Posterior Cerebellar Artery Infarct

Ray Ballinger, MD, PhD

Straub Clinic and Hospital

rballinger at straub.net

Abstract

83 y/o woman arrived unresponsive after a fall.

Keywords

Brain infarct all ct MRI

History and Images

83 y/o woman with paroxysmal atrial fibrillation. Arrived unresponsive after a fall.

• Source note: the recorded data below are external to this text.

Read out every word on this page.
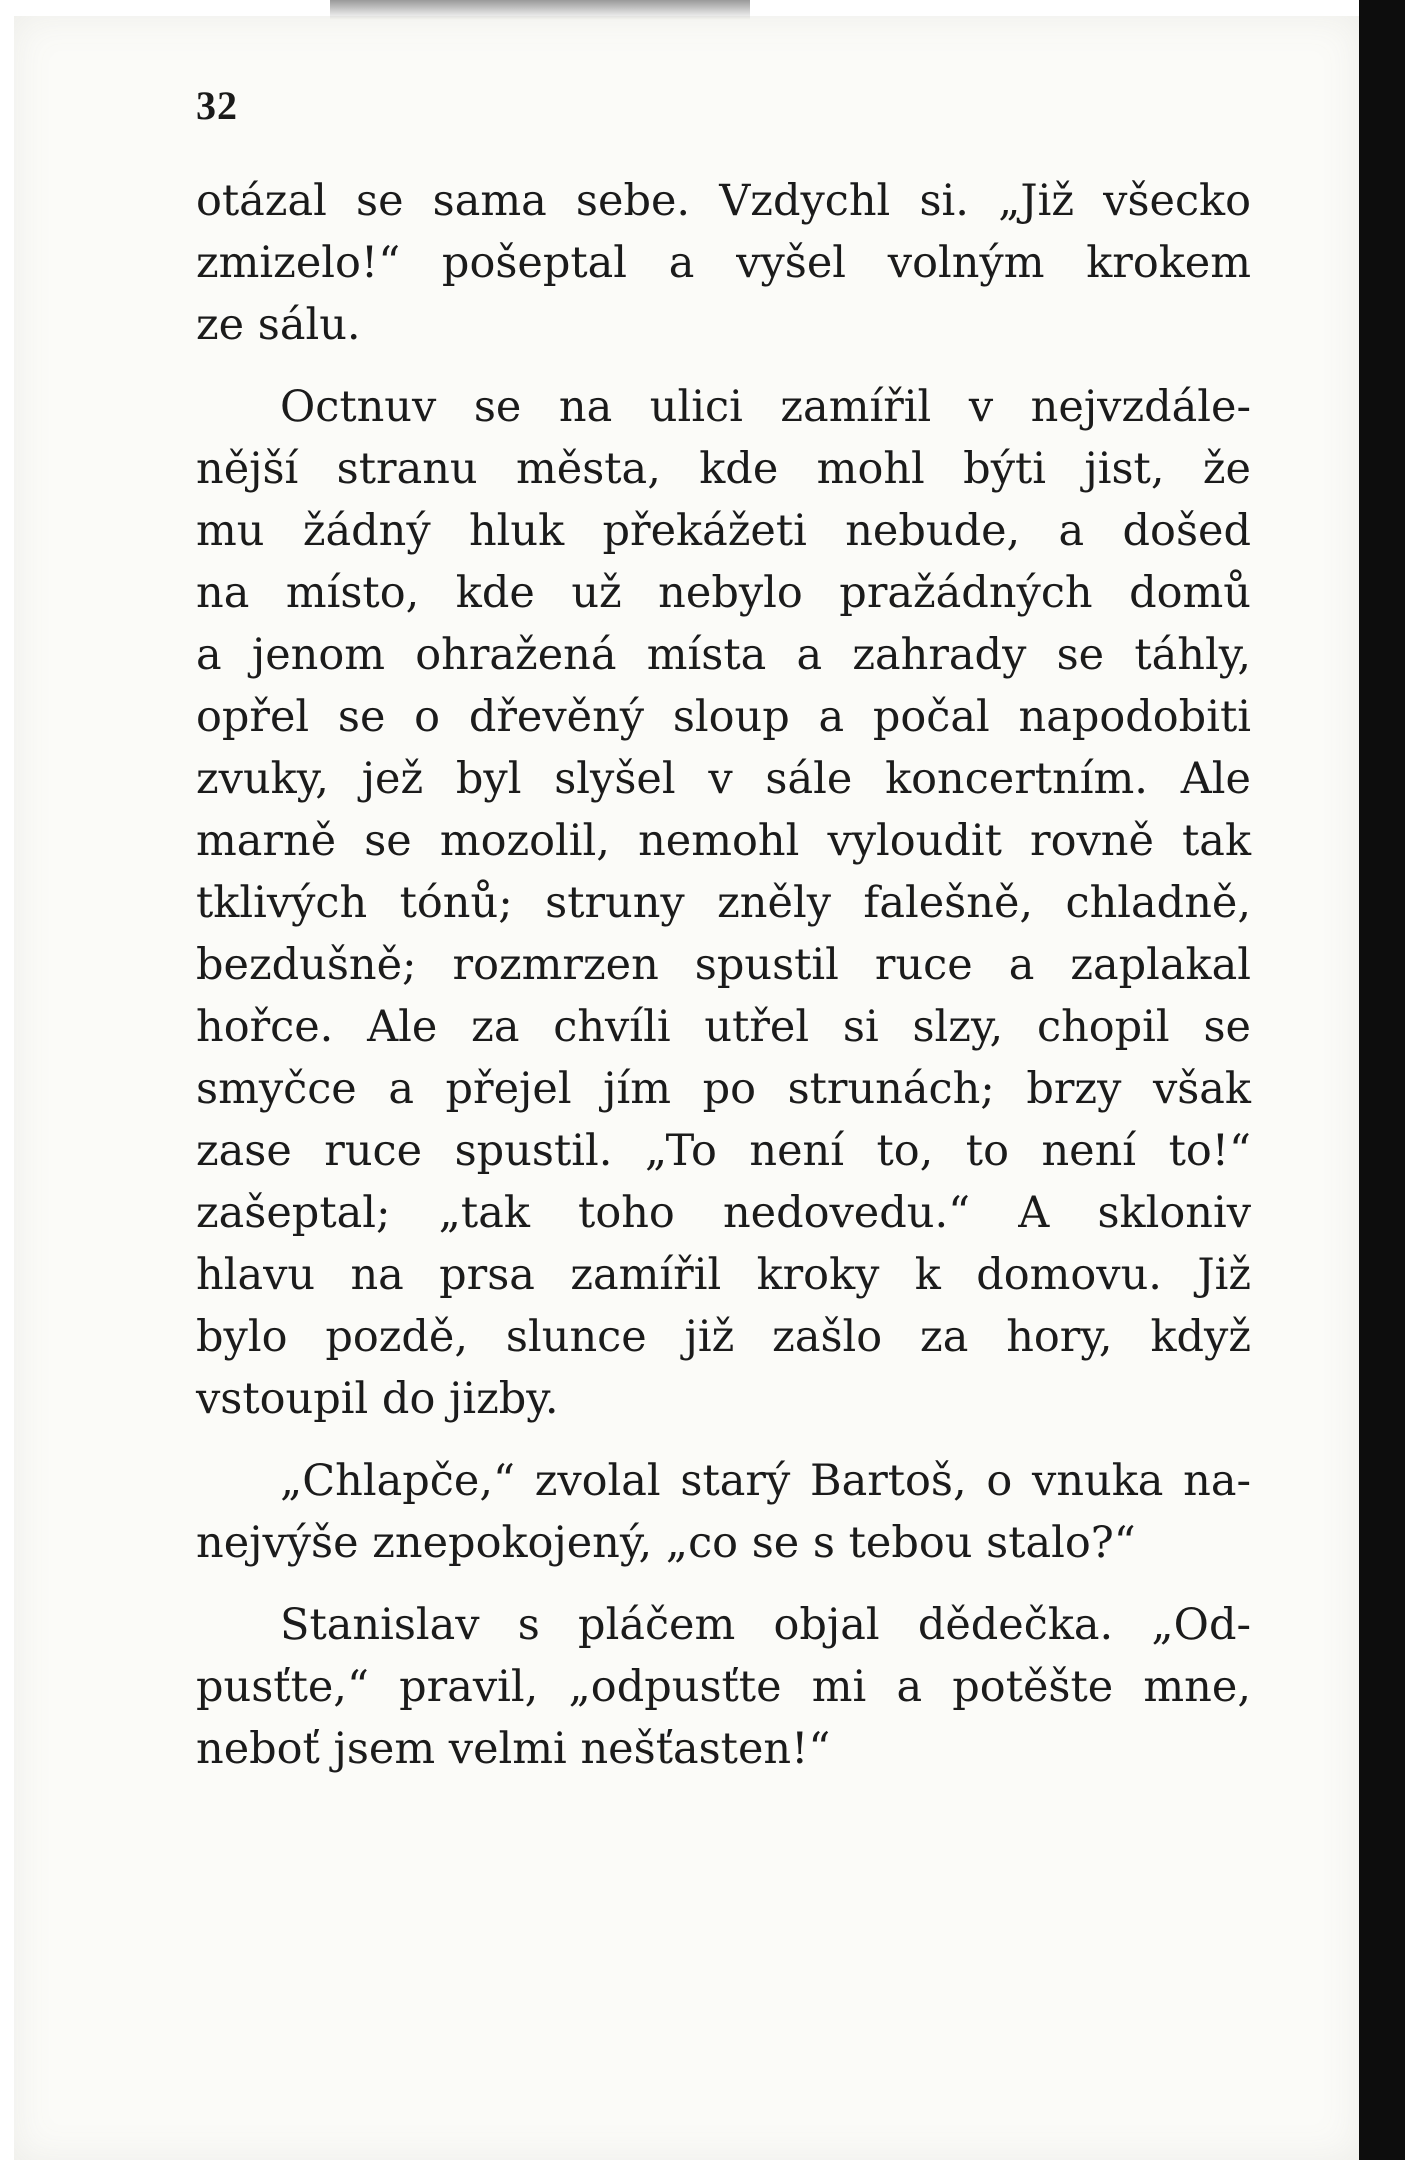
32
otázal se sama sebe. Vzdychl si. „Již všecko
zmizelo!“ pošeptal a vyšel volným krokem
ze sálu.
Octnuv se na ulici zamířil v nejvzdále-
nější stranu města, kde mohl býti jist, že
mu žádný hluk překážeti nebude, a došed
na místo, kde už nebylo pražádných domů
a jenom ohražená místa a zahrady se táhly,
opřel se o dřevěný sloup a počal napodobiti
zvuky, jež byl slyšel v sále koncertním. Ale
marně se mozolil, nemohl vyloudit rovně tak
tklivých tónů; struny zněly falešně, chladně,
bezdušně; rozmrzen spustil ruce a zaplakal
hořce. Ale za chvíli utřel si slzy, chopil se
smyčce a přejel jím po strunách; brzy však
zase ruce spustil. „To není to, to není to!“
zašeptal; „tak toho nedovedu.“ A skloniv
hlavu na prsa zamířil kroky k domovu. Již
bylo pozdě, slunce již zašlo za hory, když
vstoupil do jizby.
„Chlapče,“ zvolal starý Bartoš, o vnuka na-
nejvýše znepokojený, „co se s tebou stalo?“
Stanislav s pláčem objal dědečka. „Od-
pusťte,“ pravil, „odpusťte mi a potěšte mne,
neboť jsem velmi nešťasten!“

current CT old CT from 2 years ago
Current CT scan (left) and an old one (right) for comparison.

Findings

CT scan shows increased signal in tip of basilar artery, not seen on a prior study 2 years prior. An MRI scan was then performed (below) showing occlusion of the distal basilar artery with a large acute infarct in the distribution of the right superior cerebellar artery and a small one on the left. The posterior communicating arteries appear to reconstitute the distal tip of the basilar artery and supply the posterior cerebral arteries.

Diagnosis

Posterior Cerebellar Artery Infact from thrombosed Basilar Artery

Confirmation:

MRI and clinical findings.

Discussion

The superior cerebellar arteries supply superior aspect of the vermis and cerebellar hemispheres including most of the deep cerebellar white matter. If the entire tip of the basilar artery was occluded, we might see infarcts in the pons, midbrain, thalami and posterior cerebral artery distribution (which was not the case in this patient). The patient had chronic atrial fibrillation that may have been a source for an embolism to occlude the basilar/posterior cerebellar artery.